The last bit I mentioned, individuality, came very easily. I had been thinking about something Hofstadter had mentioned aways back. About how individual self-subsystems of the mind can duplicate subsystems that are note innate to the "individual" owner of the mind. Hofstadter uses the analogy of how he can anticipate the responses a close friend might have, even in hypothetical situations. Hofstadter goes on to show how this may be because he actually has a smaller variant of his friend's mind in his head. This proposition of multiple intelligences within the mind of one individual led me to ask, "Where do we draw the line between 'I' and 'you'?" In other words, if we can both share the same self-subsystems, how do we deliniate individuality amongst us? Following Pirsig's analogies about reason, we come to point where he and Poincare define a divergence of reasoning. A Non-Euclidean line in the sand. In a haze, this made sense. The difference between individuals doesn't lie in their Hofstadterian subsystems, it lies in their Poincare intelligence-feelers. In less mumbo-jumboey speak: Individuals are not distinct by what their heads contain, but rather, by how their heads comprehend things.

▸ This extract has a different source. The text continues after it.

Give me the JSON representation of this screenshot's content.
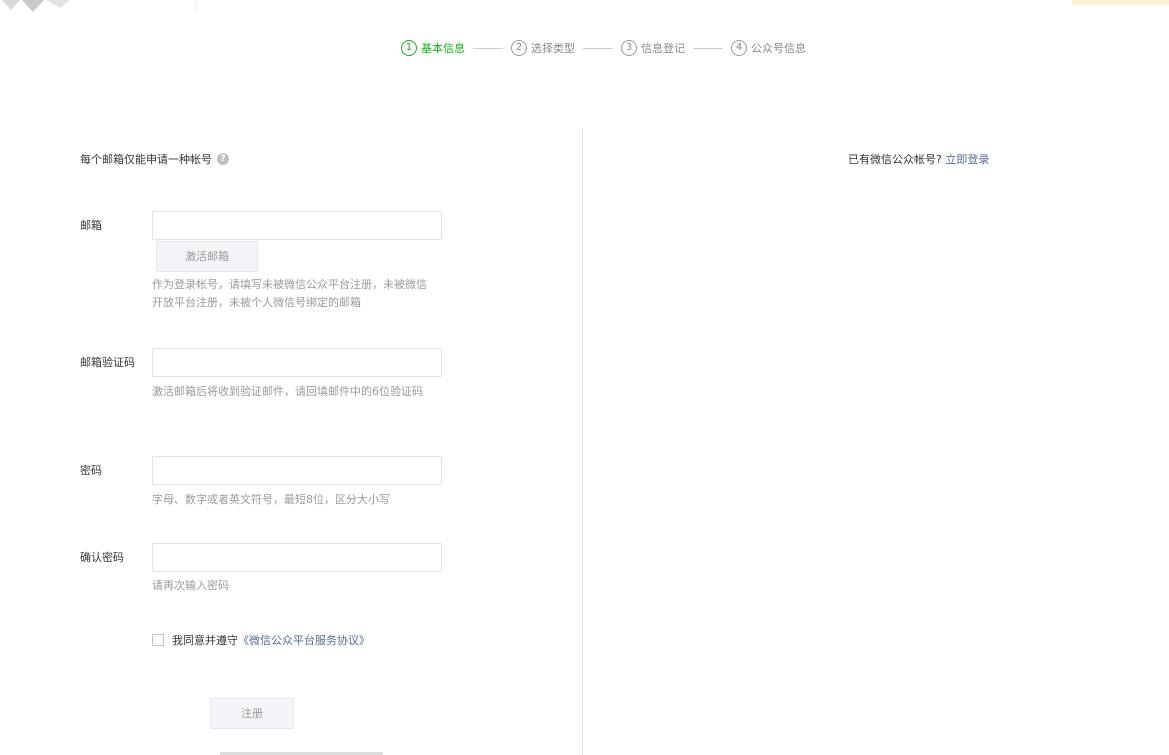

Whee. Now, to today, I had gone to Jack in the Box to get some McFood. I had been bored, listening to Thelonious Monk and waiting for my number to be called when I gazed at the floor. The floor was tiled in a simple, geometric pattern. Because of that geoemtric pattern it harked me back to my ramblings on Non-Euclidean rationality, at which point, I was struck with a something. I could tell this tile was of intelligent design, according to my own definition, because it was designed in adherence to certain Euclidean geometric laws. 360 degrees to a square. Perpindicular lines bisecting the square into quadrants meet at a parallelogram where each angle is bisected by each line--blah, blah, blah. What was interesting, was how this intelligent design could be totally inobservable from a wholly different vantage point. Were I a nanobot, looking at this tile would infer nothing about geometry at all. Intelligent design of that sort would be something, quite literally, beyond my grasp. I wondered, "How far can intelligent design, and, therefore, reason, be quantified?" This sounds familiar yet again, infact, it sounds very much like what I said about Pollock and Martians. The main difference here being that, instead of our Poincare reasoning-feelers being different, our physical perspectives of things were different.
On the walk back home, to the tune of Criss-Cross, I started getting some whacky ideas about the general relativity/quantum mechanics incongruity and its relationship to the capability of reason to be quantified. But at that point I knew I was departing from the world of regular mumbo-jumbo and into the world of innane, New Ager mumbo-jumbo. Then I came back home, ate the McFood and wrote this up.
Since all of this was just spurred by reading a book, and because all of this seems to be running in circles I am rather sure I'm just making up mumbo-jumbo. But, like I said, I felt compelled to write it down. And, if nothing else, it has made for good mental exercise.